La contradicción, un peligro de trabajar con material autobiográfico. Nuestras percepciones cambian con el tiempo y luego todo queda por escrito. Si recordamos la obra ¿Qué haré yo con esta espada?, Angélica Liddell se lamentaba en una larga diatriba por ser hija de una «tarada». Ahora, en Una costilla sobre la mesa: madre plantea una elegía al ser que le dio la vida, y nos confiesa que después de odiarla durante 50 años, la muerte las ha reconciliado.
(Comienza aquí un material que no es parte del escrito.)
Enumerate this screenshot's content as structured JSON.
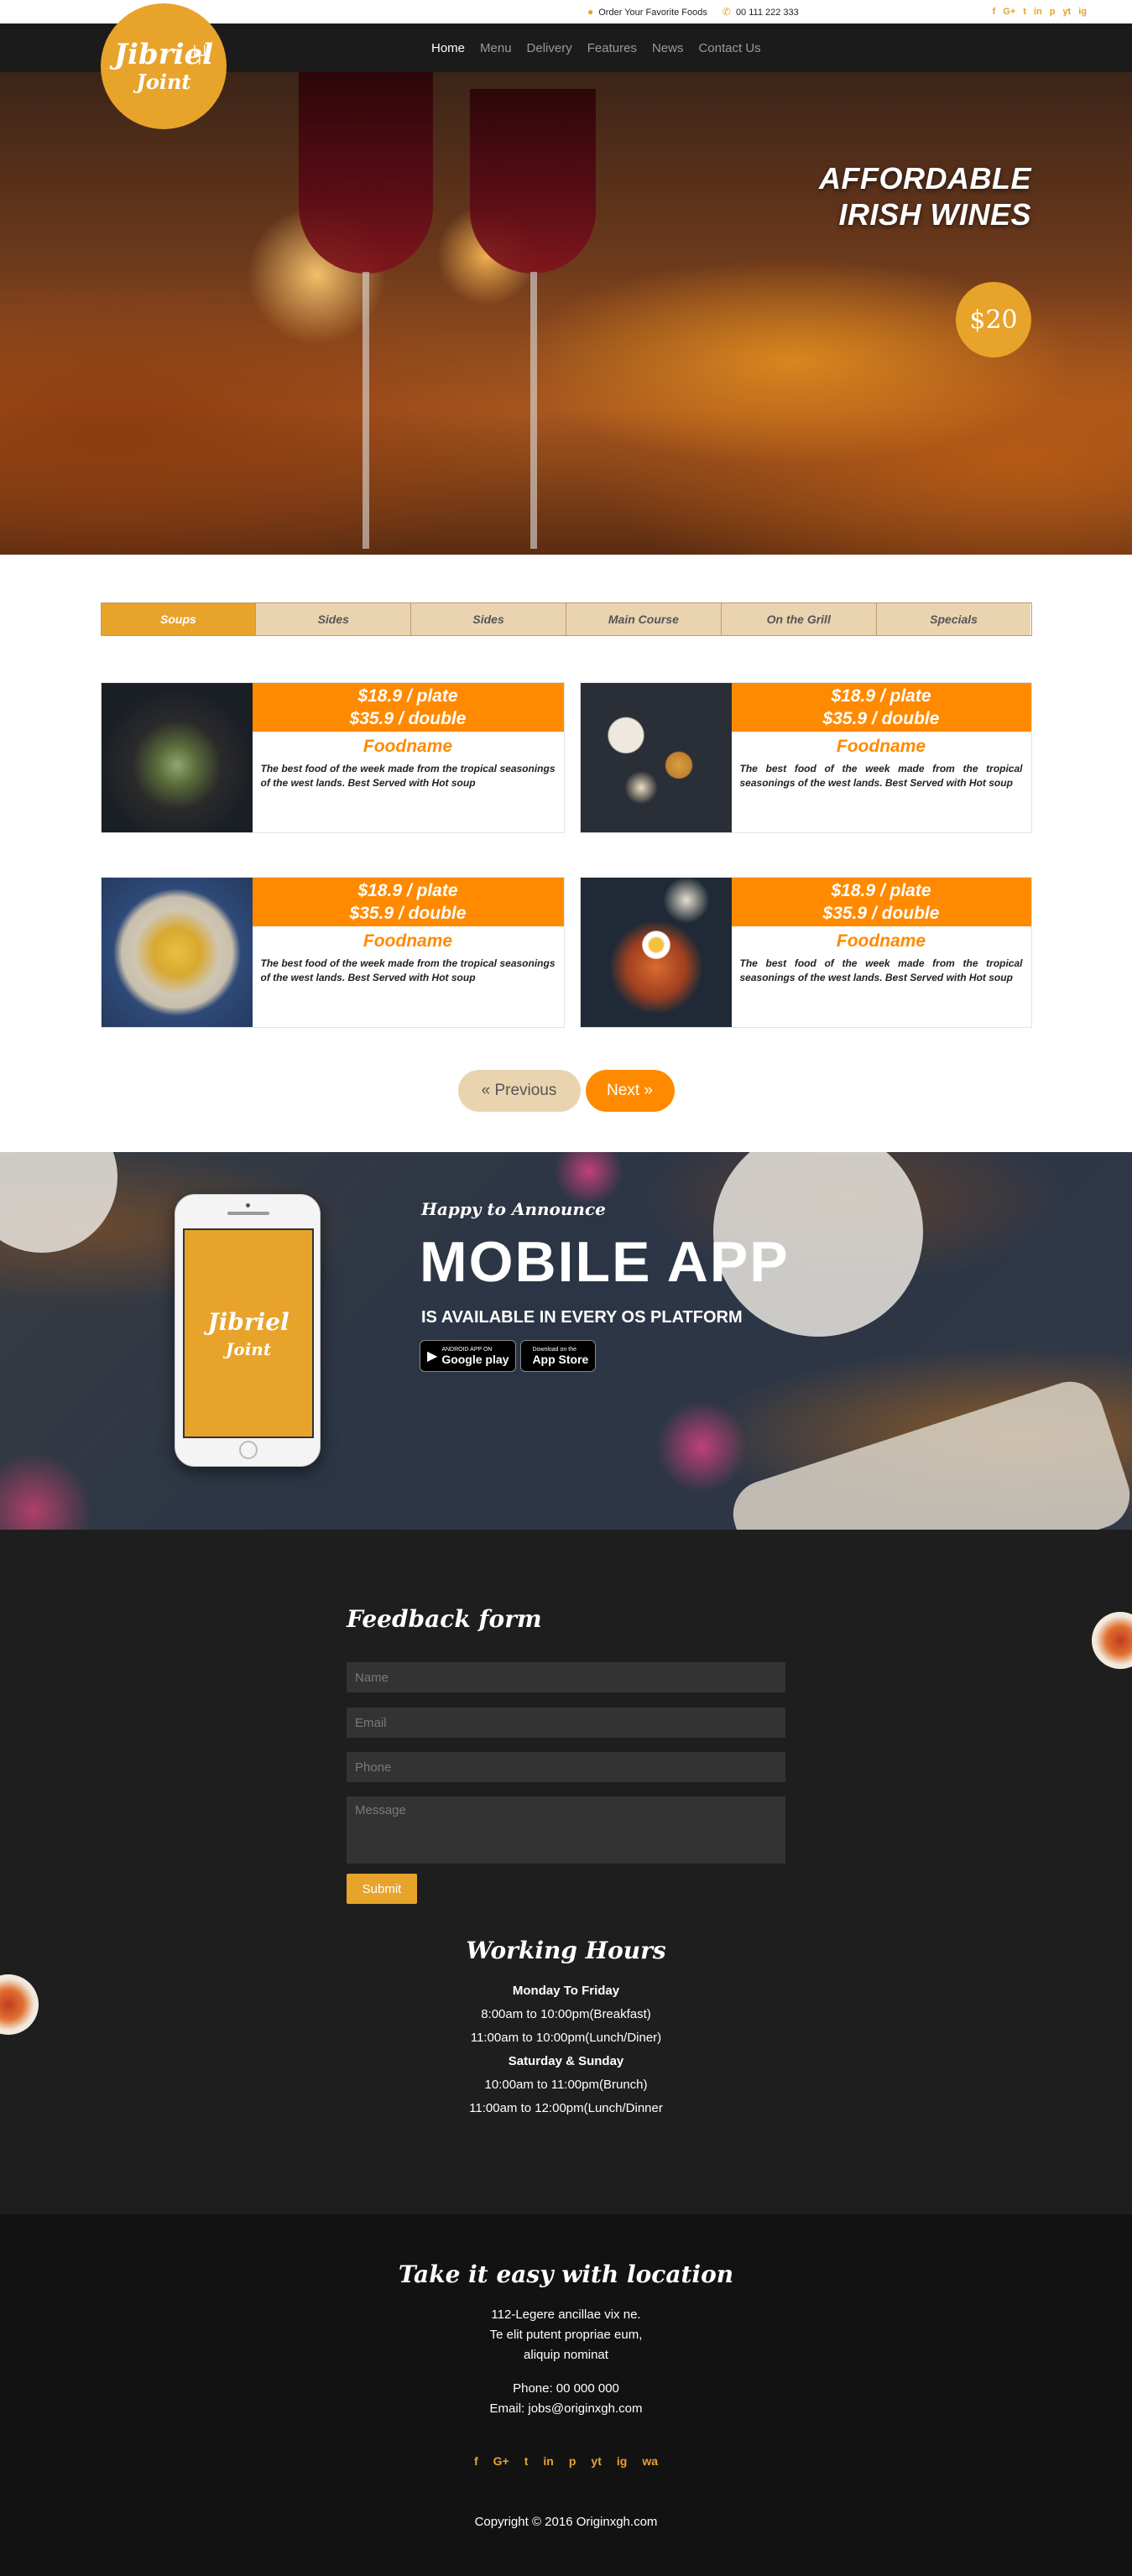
{
  "topbar": {
    "order_text": "Order Your Favorite Foods",
    "phone": "00 111 222 333",
    "social": [
      "f",
      "G+",
      "t",
      "in",
      "p",
      "yt",
      "ig"
    ]
  },
  "logo": {
    "line1": "Jibriel",
    "line2": "Joint"
  },
  "nav": {
    "items": [
      "Home",
      "Menu",
      "Delivery",
      "Features",
      "News",
      "Contact Us"
    ],
    "active": "Home"
  },
  "hero": {
    "title_line1": "AFFORDABLE",
    "title_line2": "IRISH WINES",
    "price": "$20"
  },
  "menu": {
    "tabs": [
      "Soups",
      "Sides",
      "Sides",
      "Main Course",
      "On the Grill",
      "Specials"
    ],
    "active_tab": "Soups",
    "items": [
      {
        "price_plate": "$18.9 / plate",
        "price_double": "$35.9 / double",
        "name": "Foodname",
        "desc": "The best food of the week made from the tropical seasonings of the west lands. Best Served with Hot soup"
      },
      {
        "price_plate": "$18.9 / plate",
        "price_double": "$35.9 / double",
        "name": "Foodname",
        "desc": "The best food of the week made from the tropical seasonings of the west lands. Best Served with Hot soup"
      },
      {
        "price_plate": "$18.9 / plate",
        "price_double": "$35.9 / double",
        "name": "Foodname",
        "desc": "The best food of the week made from the tropical seasonings of the west lands. Best Served with Hot soup"
      },
      {
        "price_plate": "$18.9 / plate",
        "price_double": "$35.9 / double",
        "name": "Foodname",
        "desc": "The best food of the week made from the tropical seasonings of the west lands. Best Served with Hot soup"
      }
    ],
    "prev_label": "« Previous",
    "next_label": "Next »"
  },
  "app": {
    "announce": "Happy to Announce",
    "title": "MOBILE APP",
    "subtitle": "IS AVAILABLE IN EVERY OS PLATFORM",
    "google_small": "ANDROID APP ON",
    "google_big": "Google play",
    "apple_small": "Download on the",
    "apple_big": "App Store"
  },
  "feedback": {
    "title": "Feedback form",
    "name_placeholder": "Name",
    "email_placeholder": "Email",
    "phone_placeholder": "Phone",
    "message_placeholder": "Message",
    "submit_label": "Submit"
  },
  "hours": {
    "title": "Working Hours",
    "weekday_label": "Monday To Friday",
    "weekday_1": "8:00am to 10:00pm(Breakfast)",
    "weekday_2": "11:00am to 10:00pm(Lunch/Diner)",
    "weekend_label": "Saturday & Sunday",
    "weekend_1": "10:00am to 11:00pm(Brunch)",
    "weekend_2": "11:00am to 12:00pm(Lunch/Dinner"
  },
  "footer": {
    "title": "Take it easy with location",
    "addr_1": "112-Legere ancillae vix ne.",
    "addr_2": "Te elit putent propriae eum,",
    "addr_3": "aliquip nominat",
    "phone": "Phone: 00 000 000",
    "email": "Email: jobs@originxgh.com",
    "social": [
      "f",
      "G+",
      "t",
      "in",
      "p",
      "yt",
      "ig",
      "wa"
    ],
    "copyright": "Copyright © 2016 Originxgh.com"
  },
  "colors": {
    "accent": "#e8a32b",
    "orange": "#ff8a00",
    "tab_bg": "#ead4b0",
    "dark": "#1e1e1e"
  }
}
Su teatro performático, altamente ritualizado y simbólico, ha vuelto a encauzar una senda muy fecunda al aferrarse al folclore que emana de los orígenes. Todo comienza con uno de esos escalofriantes monólogos en los que, vehemente y escatológica, pone su rotunda técnica al servicio de un lamento. Presenta al ser humano en su momento final, reducido a la demencia, sangre y heces. «¿Dónde está el alma?», se pregunta

Un pequeño altar, foto de su madre incluida, toma forma como punto de fuga simbólico. Comienza a comparecer una fantasmagoría de personajes vestidos con espectrales trajes regionales de la Extremadura materna. Se ejecutan rituales de dolor y sacrificio, como el de los empalaos de Valverde de la Vera. Un tono hierático va hilvanando cuadros saturados de imágenes poéticas no siempre alineadas. Como es costumbre, se relaciona lo sublime con el abismo de la angustia. Nadie dijo que fuera un teatro complaciente.